The market for soccer is expanding, and the 5 most-watched MLS games came in the past two years. But one thing numbers can’t show is how cities will back their MLS teams. Cities like Austin and St. Louis were ecstatic over earning expansion franchises. For cities like Portland, Atlanta, and Orlando, MLS teams have been immersed into their city’s culture.
There have been many concerns in recent years for the future of America’s pastime. Games drag on often with little excitement, and scoring is minimal. With the current era of obsession for explosive, highlight reel plays, the MLB is outmatched by other leagues. The MLB strictly limits the spread of highlights and game clips by social media accounts not affiliated with the MLB, a particularly puzzling policy. The average, casual sports fan is watching less baseball, but ratings for local teams remain strong.
The narrative that baseball is on the decline certainly has some truth to it, but the MLB is still thriving. The average MLB team generated over $300 million in revenue and the MLB ranked second in the world in total revenue amongst all sports leagues.
While youth soccer and football participation dropped from 2013 to 2018, youth baseball and softball participation increased by nearly 3 million kids over the same stretch.
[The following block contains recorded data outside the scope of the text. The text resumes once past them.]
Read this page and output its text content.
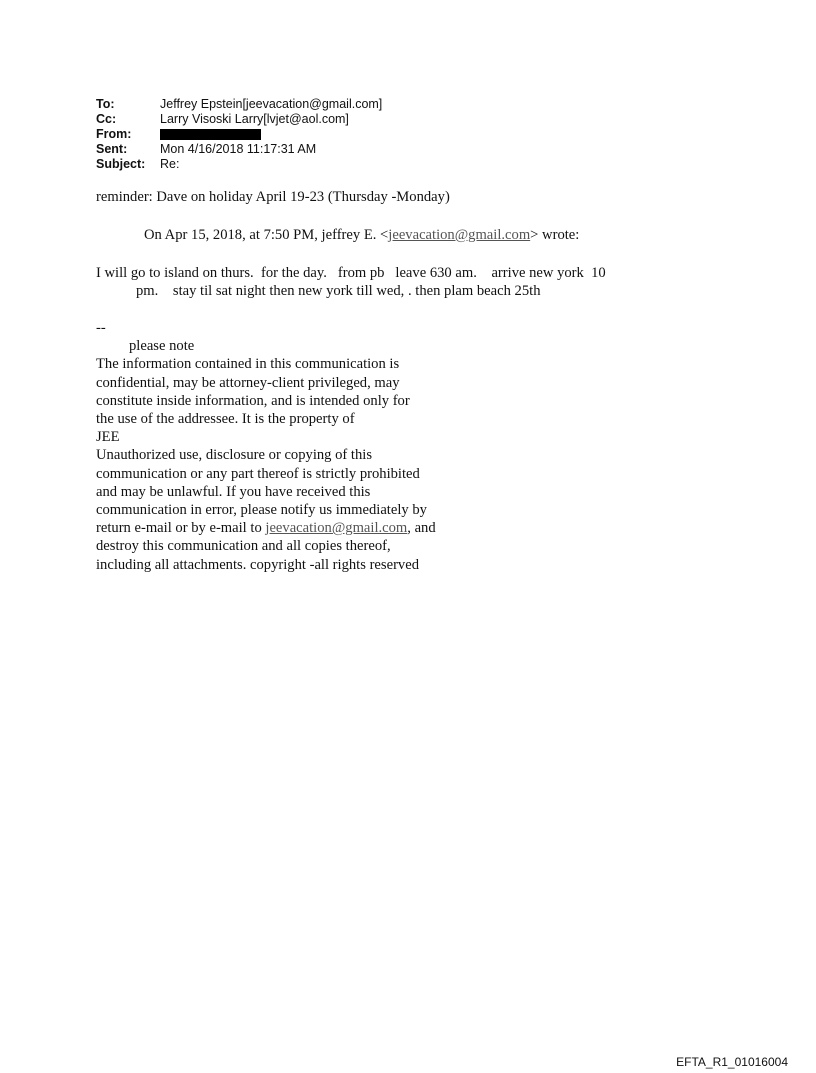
To:	Jeffrey Epstein[jeevacation@gmail.com]
Cc:	Larry Visoski Larry[lvjet@aol.com]
From:
Sent:	Mon 4/16/2018 11:17:31 AM
Subject:	Re:
reminder: Dave on holiday April 19-23 (Thursday -Monday)
On Apr 15, 2018, at 7:50 PM, jeffrey E. <jeevacation@gmail.com> wrote:
I will go to island on thurs.  for the day.   from pb   leave 630 am.    arrive new york  10
pm.    stay til sat night then new york till wed, . then plam beach 25th
--
please note
The information contained in this communication is
confidential, may be attorney-client privileged, may
constitute inside information, and is intended only for
the use of the addressee. It is the property of
JEE
Unauthorized use, disclosure or copying of this
communication or any part thereof is strictly prohibited
and may be unlawful. If you have received this
communication in error, please notify us immediately by
return e-mail or by e-mail to jeevacation@gmail.com, and
destroy this communication and all copies thereof,
including all attachments. copyright -all rights reserved
EFTA_R1_01016004
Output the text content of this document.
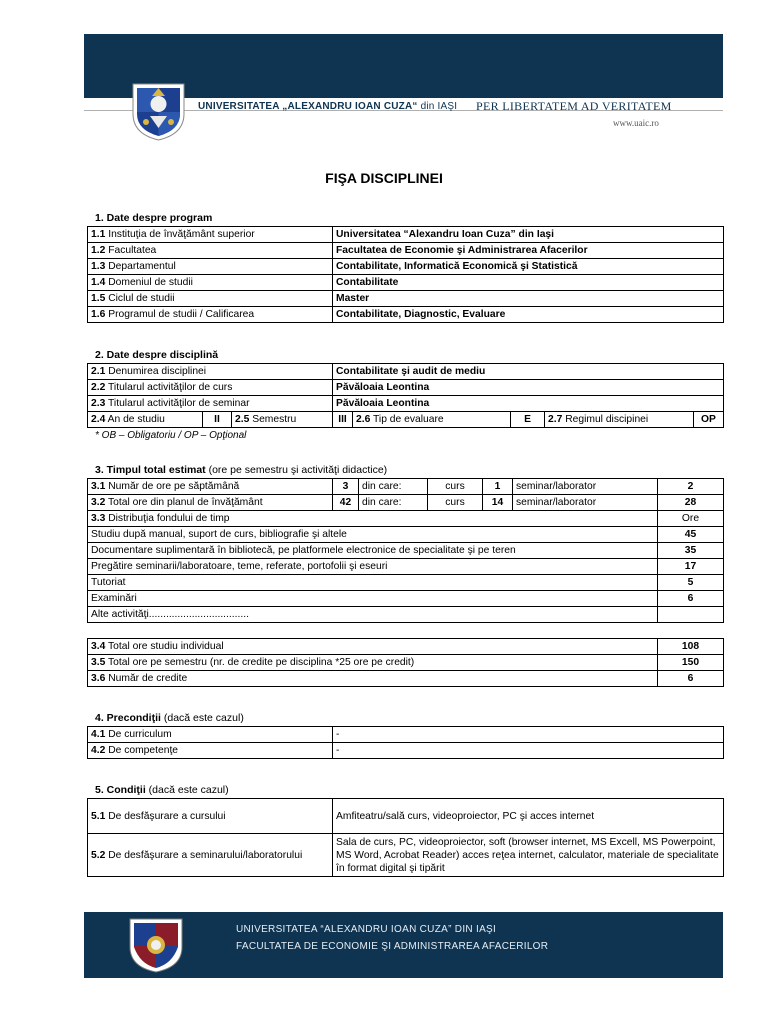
UNIVERSITATEA „ALEXANDRU IOAN CUZA“ din IAŞI PER LIBERTATEM AD VERITATEM
www.uaic.ro
FIŞA DISCIPLINEI
1. Date despre program
1.1 Instituţia de învăţământ superior	Universitatea “Alexandru Ioan Cuza” din Iaşi
1.2 Facultatea	Facultatea de Economie şi Administrarea Afacerilor
1.3 Departamentul	Contabilitate, Informatică Economică şi Statistică
1.4 Domeniul de studii	Contabilitate
1.5 Ciclul de studii	Master
1.6 Programul de studii / Calificarea	Contabilitate, Diagnostic, Evaluare
2. Date despre disciplină
2.1 Denumirea disciplinei	Contabilitate şi audit de mediu
2.2 Titularul activităţilor de curs	Păvăloaia Leontina
2.3 Titularul activităţilor de seminar	Păvăloaia Leontina
2.4 An de studiu	II	2.5 Semestru	III	2.6 Tip de evaluare	E	2.7 Regimul discipinei	OP
* OB – Obligatoriu / OP – Opţional
3. Timpul total estimat (ore pe semestru şi activităţi didactice)
3.1 Număr de ore pe săptămână	3	din care:	curs	1	seminar/laborator	2
3.2 Total ore din planul de învăţământ	42	din care:	curs	14	seminar/laborator	28
3.3 Distribuţia fondului de timp						Ore
Studiu după manual, suport de curs, bibliografie şi altele						45
Documentare suplimentară în bibliotecă, pe platformele electronice de specialitate şi pe teren						35
Pregătire seminarii/laboratoare, teme, referate, portofolii şi eseuri						17
Tutoriat						5
Examinări						6
Alte activităţi...................................						
3.4 Total ore studiu individual	108
3.5 Total ore pe semestru (nr. de credite pe disciplina *25 ore pe credit)	150
3.6 Număr de credite	6
4. Precondiţii (dacă este cazul)
4.1 De curriculum	-
4.2 De competenţe	-
5. Condiţii (dacă este cazul)
5.1 De desfăşurare a cursului	Amfiteatru/sală curs, videoproiector, PC şi acces internet
5.2 De desfăşurare a seminarului/laboratorului	Sala de curs, PC, videoproiector, soft (browser internet, MS Excell, MS Powerpoint, MS Word, Acrobat Reader) acces reţea internet, calculator, materiale de specialitate în format digital şi tipărit
UNIVERSITATEA “ALEXANDRU IOAN CUZA” DIN IAŞI
FACULTATEA DE ECONOMIE ŞI ADMINISTRAREA AFACERILOR
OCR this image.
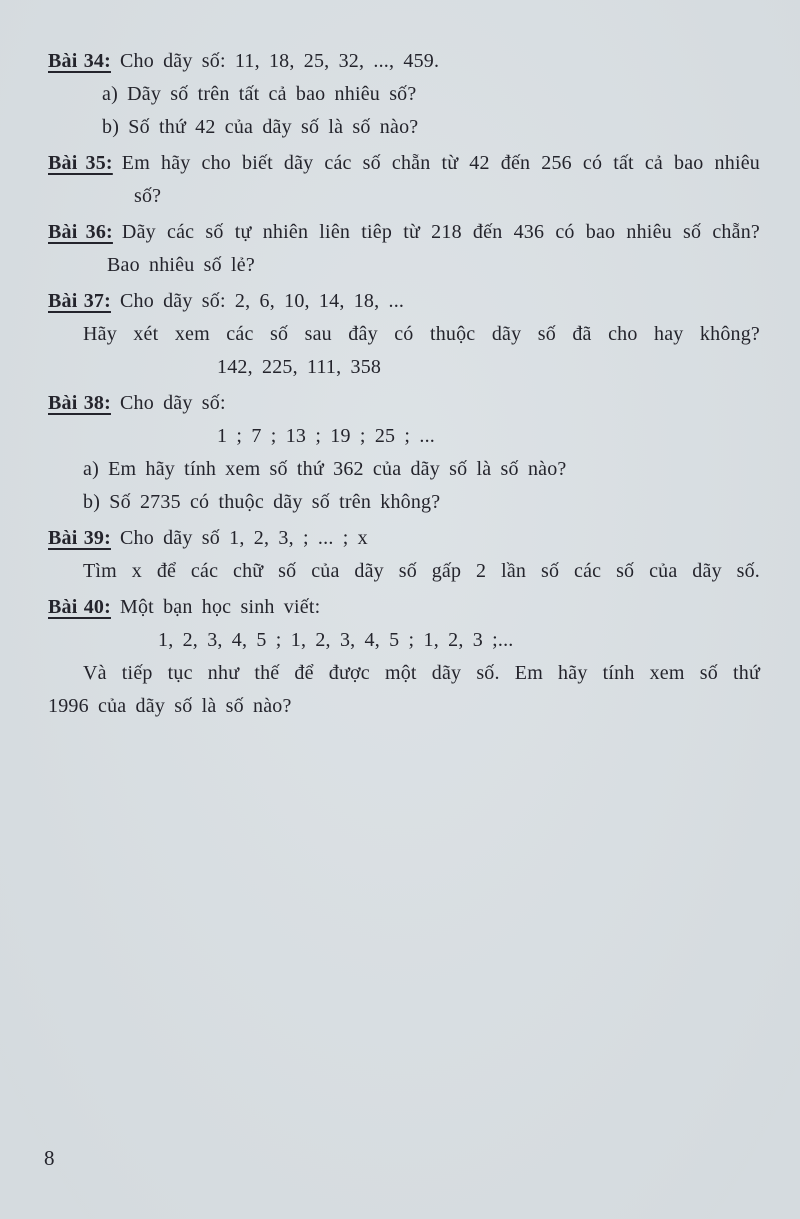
Bài 34: Cho dãy số: 11, 18, 25, 32, ..., 459.
a) Dãy số trên tất cả bao nhiêu số?
b) Số thứ 42 của dãy số là số nào?
Bài 35: Em hãy cho biết dãy các số chẵn từ 42 đến 256 có tất cả bao nhiêu
số?
Bài 36: Dãy các số tự nhiên liên tiêp từ 218 đến 436 có bao nhiêu số chẵn?
Bao nhiêu số lẻ?
Bài 37: Cho dãy số: 2, 6, 10, 14, 18, ...
Hãy xét xem các số sau đây có thuộc dãy số đã cho hay không?
142, 225, 111, 358
Bài 38: Cho dãy số:
1 ; 7 ; 13 ; 19 ; 25 ; ...
a) Em hãy tính xem số thứ 362 của dãy số là số nào?
b) Số 2735 có thuộc dãy số trên không?
Bài 39: Cho dãy số 1, 2, 3, ; ... ; x
Tìm x để các chữ số của dãy số gấp 2 lần số các số của dãy số.
Bài 40: Một bạn học sinh viết:
1, 2, 3, 4, 5 ; 1, 2, 3, 4, 5 ; 1, 2, 3 ;...
Và tiếp tục như thế để được một dãy số. Em hãy tính xem số thứ
1996 của dãy số là số nào?
8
While it is less mainstream than the other sports, baseball has a very tight-knit community of millions of people. Yes, attendance is down and TV ratings don’t compare to that of other leagues, but the MLB is still here and making money.
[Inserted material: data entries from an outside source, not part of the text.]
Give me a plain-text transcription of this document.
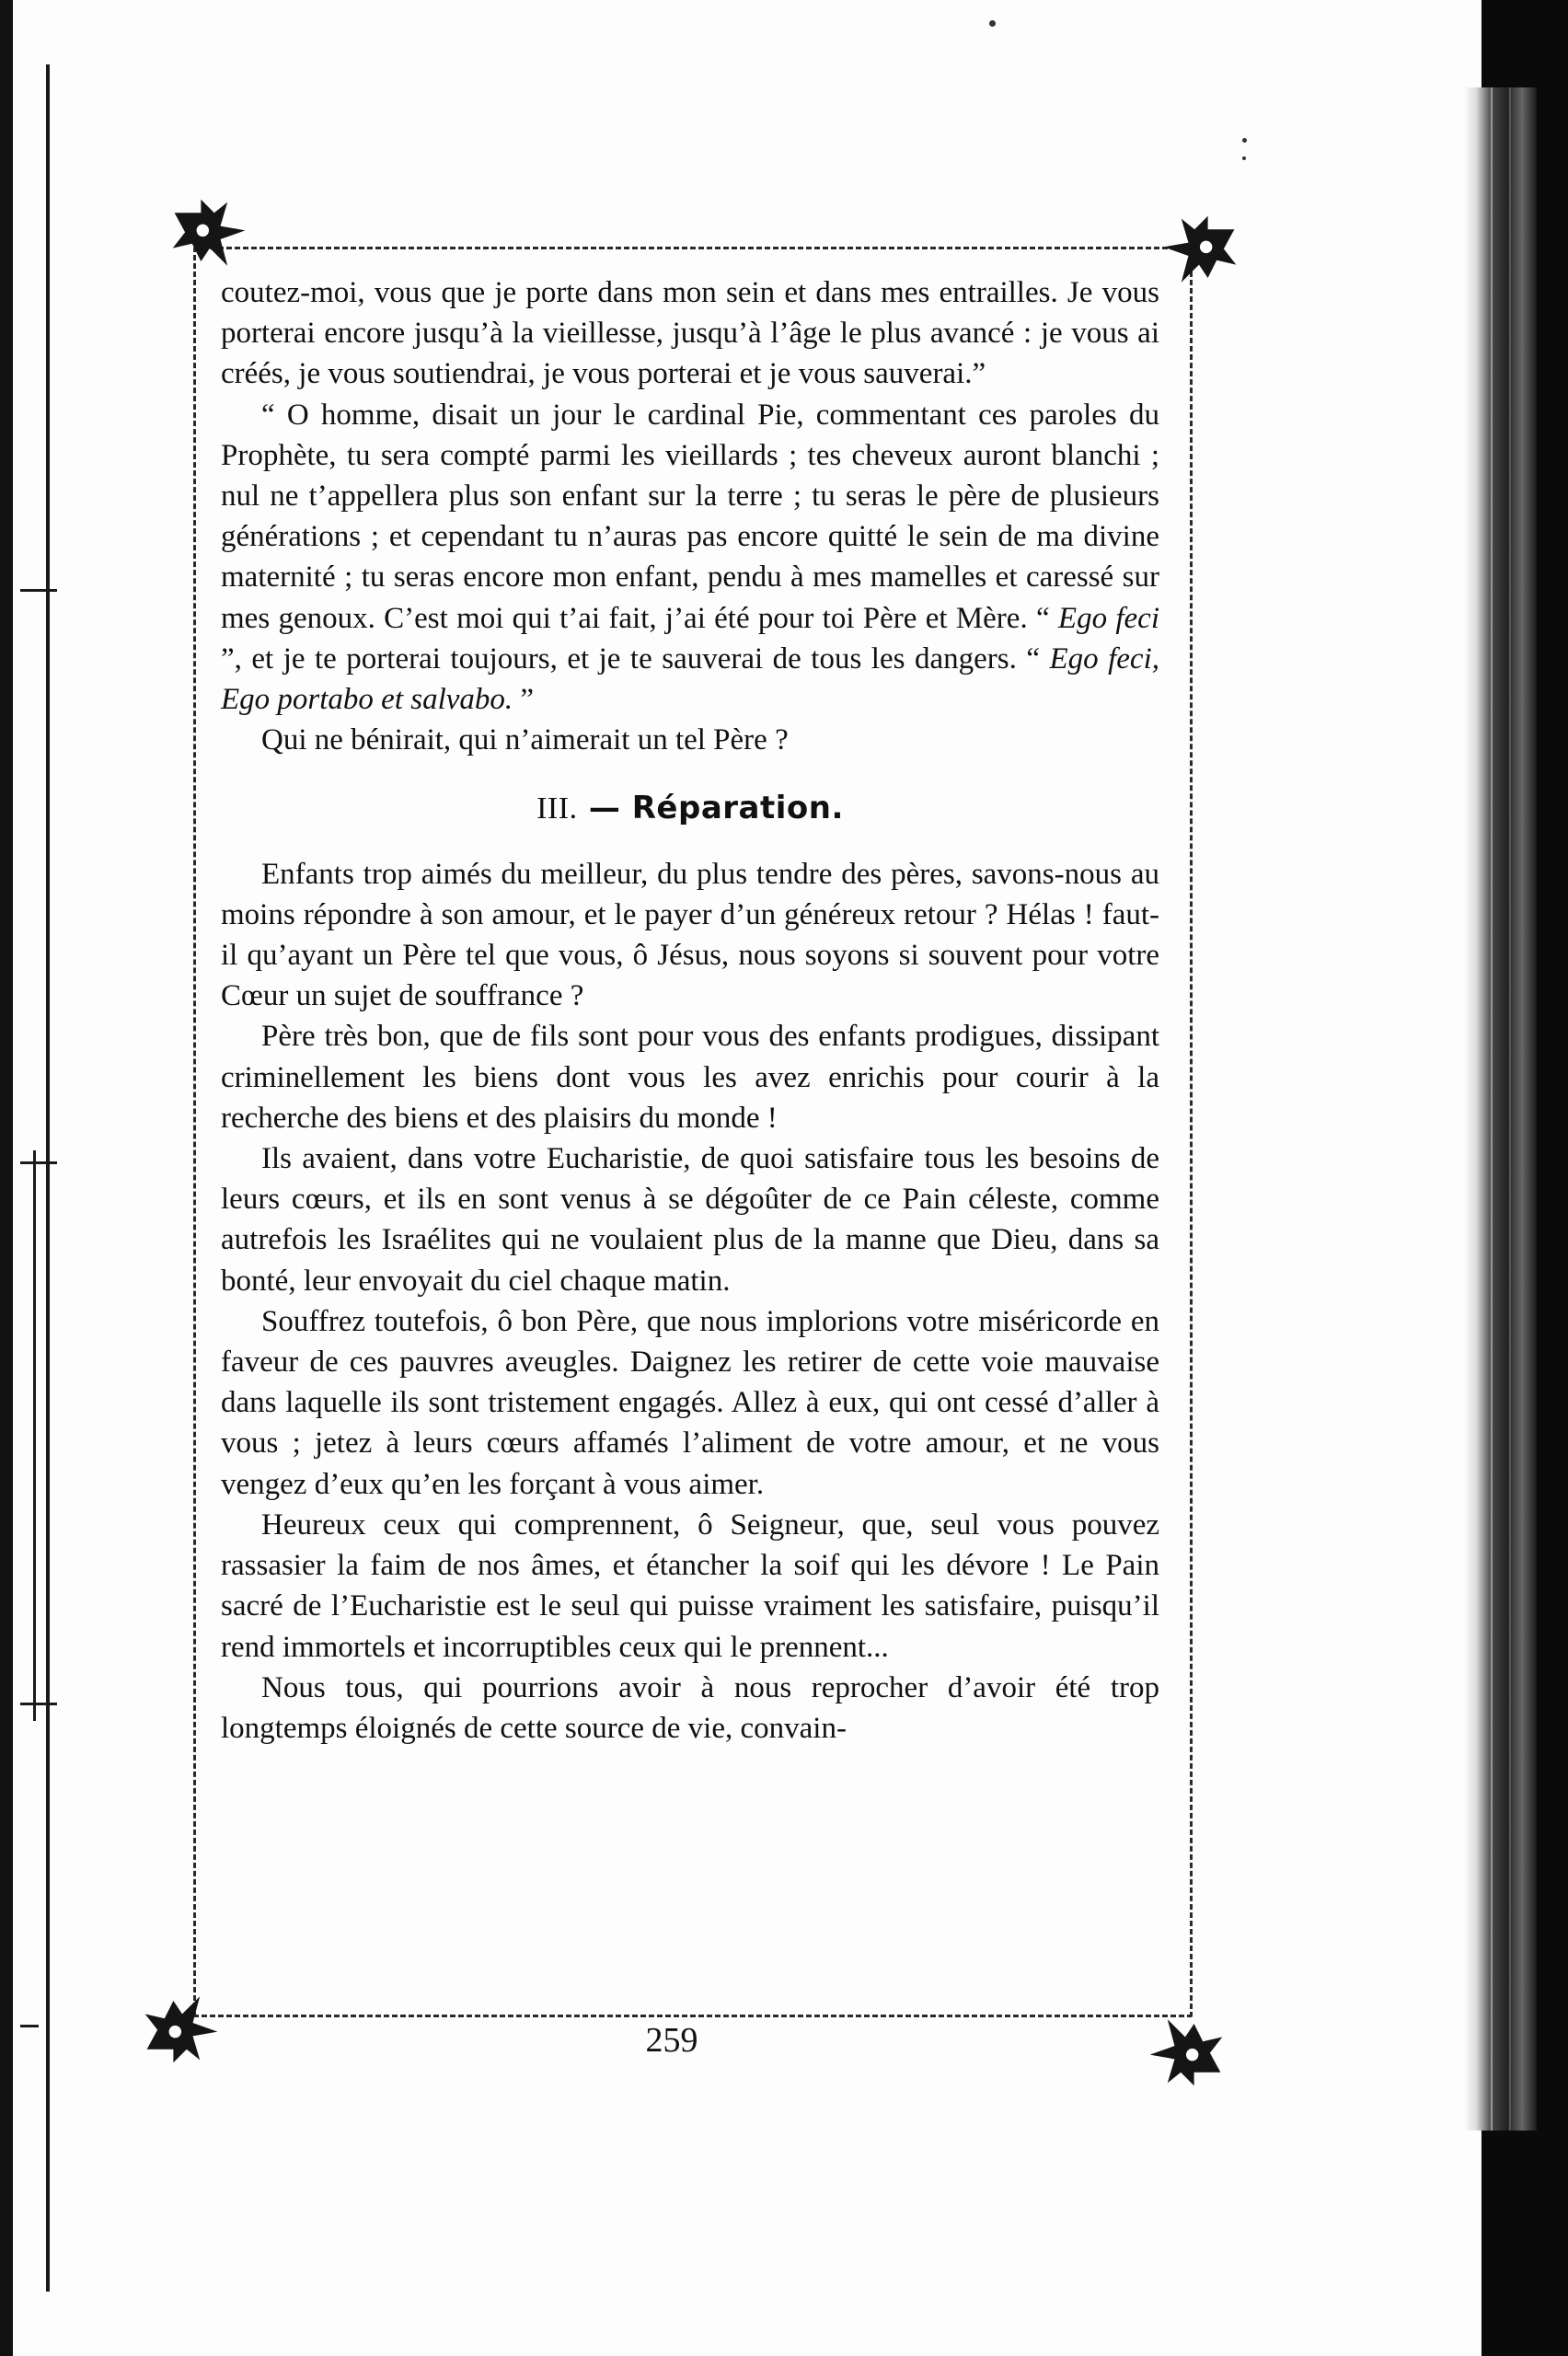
coutez-moi, vous que je porte dans mon sein et dans mes entrailles. Je vous porterai encore jusqu’à la vieillesse, jusqu’à l’âge le plus avancé : je vous ai créés, je vous soutiendrai, je vous porterai et je vous sauverai.”

“ O homme, disait un jour le cardinal Pie, commentant ces paroles du Prophète, tu sera compté parmi les vieillards ; tes cheveux auront blanchi ; nul ne t’appellera plus son enfant sur la terre ; tu seras le père de plusieurs générations ; et cependant tu n’auras pas encore quitté le sein de ma divine maternité ; tu seras encore mon enfant, pendu à mes mamelles et caressé sur mes genoux. C’est moi qui t’ai fait, j’ai été pour toi Père et Mère. “ Ego feci ”, et je te porterai toujours, et je te sauverai de tous les dangers. “ Ego feci, Ego portabo et salvabo. ”

Qui ne bénirait, qui n’aimerait un tel Père ?

III. — Réparation.

Enfants trop aimés du meilleur, du plus tendre des pères, savons-nous au moins répondre à son amour, et le payer d’un généreux retour ? Hélas ! faut-il qu’ayant un Père tel que vous, ô Jésus, nous soyons si souvent pour votre Cœur un sujet de souffrance ?

Père très bon, que de fils sont pour vous des enfants prodigues, dissipant criminellement les biens dont vous les avez enrichis pour courir à la recherche des biens et des plaisirs du monde !

Ils avaient, dans votre Eucharistie, de quoi satisfaire tous les besoins de leurs cœurs, et ils en sont venus à se dégoûter de ce Pain céleste, comme autrefois les Israélites qui ne voulaient plus de la manne que Dieu, dans sa bonté, leur envoyait du ciel chaque matin.

Souffrez toutefois, ô bon Père, que nous implorions votre miséricorde en faveur de ces pauvres aveugles. Daignez les retirer de cette voie mauvaise dans laquelle ils sont tristement engagés. Allez à eux, qui ont cessé d’aller à vous ; jetez à leurs cœurs affamés l’aliment de votre amour, et ne vous vengez d’eux qu’en les forçant à vous aimer.

Heureux ceux qui comprennent, ô Seigneur, que, seul vous pouvez rassasier la faim de nos âmes, et étancher la soif qui les dévore ! Le Pain sacré de l’Eucharistie est le seul qui puisse vraiment les satisfaire, puisqu’il rend immortels et incorruptibles ceux qui le prennent...

Nous tous, qui pourrions avoir à nous reprocher d’avoir été trop longtemps éloignés de cette source de vie, convain-

259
The NBA is in a solid place right now financially. Revenue and player salaries have been ever increasing since 2000. David Stern deserves a lot of credit for transforming the NBA into what it is now.
When Stern took over in 1984, the NBA was a struggling organization with just 23 teams and little national interest. After Stern stepped down in 2014 and Adam Silver took over, the NBA was generating $5 billion annually with 30 teams and more international interest than any other American sports league.
A few concerns arise, however. NBA Finals ratings were down in 2019, and no Finals series in the 21st century has reached the level of viewership drawn by Jordan and the Bulls in the 1990s. Scheduling issues have also created the issue of load management for star players.
The NBA is the only league where star players will sit out primetime games to manage their bodies. Fans come to see their favorite players play, and nobody wants to spend hundreds of dollars to watch a Bucks-Clippers game without Giannis Antetokounmpo or Kawhi Leonard.
One thing the NBA does excel in is intangibles. It is unique in its buzzer beaters, circus shots, and ruthless posterizations, to name a few. All-Star Weekend was a huge success and somewhat revived the Dunk Contest. The structure of the salary cap and player deals has had more success than any other league, and the offseason is short and drama-filled. It’s hard not to be a well-liked league when you have Kevin Harlan calling games for 7+ months.
For the casual sports fan, the NHL is like a cousin who you only see once or twice a year and aren’t too close with. Most casual fans can’t name more than 2 NHL players or 10 teams.
The NHL definitely has strong roots in Canada and hardcore fans in the USA, but hockey has never been that mainstream in America. I can personally admit that I only watch Blackhawks playoff hockey and that I could not name any of the last 5 MVPs.
A huge part of the reason fans attend hockey games and watch on TV is the on-ice fights. NHL attendance hasn’t been declining too sharply, but fights have. Of the ten seasons from 2000-2010, seven averaged at least 0.50 fights per game. In the 2018-19 season, that number dropped to 0.18 per game.
A decline in regular season game viewership can possibly be attributed to the lack of fights. 2020’s Winter Classic game was the first of such games to attract less than 2 million viewers since the annual event started in 2008, but the 2019 Stanley Cup had solid viewing numbers. You might not be hearing much about the NHL, but there is little worry in the hockey community. As long as Canada is here, the NHL will be just fine.